Sunday, October 31, 2010

Home, 1983–85

J324 Prather Hall (Middle window, 1 down from the top).

I didn't feel really old until I realized whoever is living there now wasn't born when I was there.

Darrel K. Royal, Texas Memorial Stadium

Stitched with AutoStitch on the iPhone.

Jupiter, 29 October 1010

Again in the C6, but this time from Mansfield Dam, where I'm not shooting over the roof of the house. This is a 1.5X enlargement.
Best 98% of 500 frames LRGB, DMK21AF04, Televue 2.5x Powermate

Friday, October 15, 2010

Jupiter, 15 October 2010

Thought we needed to see this side of Jupiter for a change. Moon is Io.

Sunday, October 10, 2010

Jupiter, 9 October 2010 (C6)

Actual Size

1.5X Resample

2X Drizzle

I've been unhappy with the last few Jupiters--they just weren't as good as the conditions said they should have been--so I decided to try a different telescope. I set the little 6" Celestron C6 up in the back yard and gave it a go.


I don't know what's going on exactly with the bigger 10" LX200, but I'm clearly missing something somewhere when the upscaled image from the 6-inch scope is showing better detail than I'm getting from the bigger scope.

Thursday, October 07, 2010

Jupiter, 7 October 2010 (SPC900NC)

Just for grins, I shot this with the old SPC900NC webcam. It's OK, but you can tell the difference between the cheap camera and the other one.

Jupiter, 7 October 2010

The angled lines are an artifact on the sensor. I don't know if it's the cover filter or the sensor itself. I tried imaging this with flats, but it didn't take care of it as well as I'd hoped.

I still want to try a different scope as well. I think I'm hitting the limits of my LX200.

Tuesday, October 05, 2010

No Sleep For the Wicked

Dark blue is good. Three rows of dark blue is unheard of.

Monday, October 04, 2010

Friday, October 01, 2010

Jupiter, 1 October 2010

These might have been better if I had waited, but I wanted to catch the Great Reddish Spot. First shot was at 9:30, 33° up. Second one was an hour later, 44° elevation. I'm pleased these are as nice as they are for being so low in the sky.

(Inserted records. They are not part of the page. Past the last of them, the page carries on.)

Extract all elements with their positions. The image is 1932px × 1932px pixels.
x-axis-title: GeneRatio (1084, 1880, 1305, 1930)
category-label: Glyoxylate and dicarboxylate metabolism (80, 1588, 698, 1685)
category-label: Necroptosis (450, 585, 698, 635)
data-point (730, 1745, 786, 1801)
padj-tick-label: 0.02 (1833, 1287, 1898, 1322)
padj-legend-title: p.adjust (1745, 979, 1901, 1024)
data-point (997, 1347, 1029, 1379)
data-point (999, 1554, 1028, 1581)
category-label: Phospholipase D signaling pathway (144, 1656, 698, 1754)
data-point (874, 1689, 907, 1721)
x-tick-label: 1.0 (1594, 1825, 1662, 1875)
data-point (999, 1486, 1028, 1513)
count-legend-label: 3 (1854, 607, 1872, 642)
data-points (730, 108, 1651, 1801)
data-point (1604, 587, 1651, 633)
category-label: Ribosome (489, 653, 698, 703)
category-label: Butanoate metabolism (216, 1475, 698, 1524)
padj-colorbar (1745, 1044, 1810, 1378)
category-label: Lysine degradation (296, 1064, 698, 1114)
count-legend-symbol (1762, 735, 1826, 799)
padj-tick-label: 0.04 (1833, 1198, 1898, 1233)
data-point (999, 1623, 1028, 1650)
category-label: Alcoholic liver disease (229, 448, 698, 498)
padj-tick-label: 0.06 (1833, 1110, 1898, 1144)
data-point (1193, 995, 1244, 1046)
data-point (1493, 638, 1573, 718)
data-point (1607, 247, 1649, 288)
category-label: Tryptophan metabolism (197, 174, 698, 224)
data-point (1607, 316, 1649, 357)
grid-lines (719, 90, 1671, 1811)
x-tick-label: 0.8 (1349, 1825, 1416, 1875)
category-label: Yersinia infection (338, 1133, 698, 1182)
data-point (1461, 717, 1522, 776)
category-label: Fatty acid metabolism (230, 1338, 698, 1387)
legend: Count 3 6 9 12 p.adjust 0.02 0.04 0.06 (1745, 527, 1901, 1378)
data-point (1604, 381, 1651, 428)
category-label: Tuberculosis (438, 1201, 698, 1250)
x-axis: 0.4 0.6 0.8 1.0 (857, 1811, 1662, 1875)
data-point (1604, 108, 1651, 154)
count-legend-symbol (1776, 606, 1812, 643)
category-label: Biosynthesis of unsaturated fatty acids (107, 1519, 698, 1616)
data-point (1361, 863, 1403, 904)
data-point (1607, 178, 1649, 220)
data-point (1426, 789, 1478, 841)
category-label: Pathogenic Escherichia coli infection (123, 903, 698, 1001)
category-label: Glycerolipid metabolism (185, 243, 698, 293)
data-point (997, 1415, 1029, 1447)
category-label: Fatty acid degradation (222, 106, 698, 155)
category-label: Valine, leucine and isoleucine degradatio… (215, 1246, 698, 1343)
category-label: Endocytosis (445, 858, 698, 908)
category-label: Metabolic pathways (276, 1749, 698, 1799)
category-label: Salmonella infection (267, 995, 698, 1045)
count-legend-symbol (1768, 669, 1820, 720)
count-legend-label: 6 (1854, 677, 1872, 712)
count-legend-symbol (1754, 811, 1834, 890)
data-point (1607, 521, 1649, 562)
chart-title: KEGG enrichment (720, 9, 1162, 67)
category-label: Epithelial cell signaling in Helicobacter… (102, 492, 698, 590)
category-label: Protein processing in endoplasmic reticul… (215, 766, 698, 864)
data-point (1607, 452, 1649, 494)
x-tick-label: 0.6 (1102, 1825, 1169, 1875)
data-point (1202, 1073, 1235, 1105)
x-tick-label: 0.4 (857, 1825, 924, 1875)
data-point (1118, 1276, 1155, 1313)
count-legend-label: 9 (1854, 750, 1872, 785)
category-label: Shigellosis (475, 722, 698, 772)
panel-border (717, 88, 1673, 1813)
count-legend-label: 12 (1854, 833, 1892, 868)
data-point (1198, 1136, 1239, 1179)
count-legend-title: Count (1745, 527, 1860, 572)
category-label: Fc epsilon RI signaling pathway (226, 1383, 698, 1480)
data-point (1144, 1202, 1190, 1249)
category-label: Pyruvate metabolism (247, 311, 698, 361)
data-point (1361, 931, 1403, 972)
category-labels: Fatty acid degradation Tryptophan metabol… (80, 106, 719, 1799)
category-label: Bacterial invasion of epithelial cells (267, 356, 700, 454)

Also tried out a new application (WinJupos) that compensates for the planet's rotation between shots. It take me nearly 2 minutes to complete a series, and in that time Jupiter has rotated enough that the luminance channel I shot first doesn't align perfectly with the the blue channel I shot last. The improvement is subtle, but I'll take whatever I can get.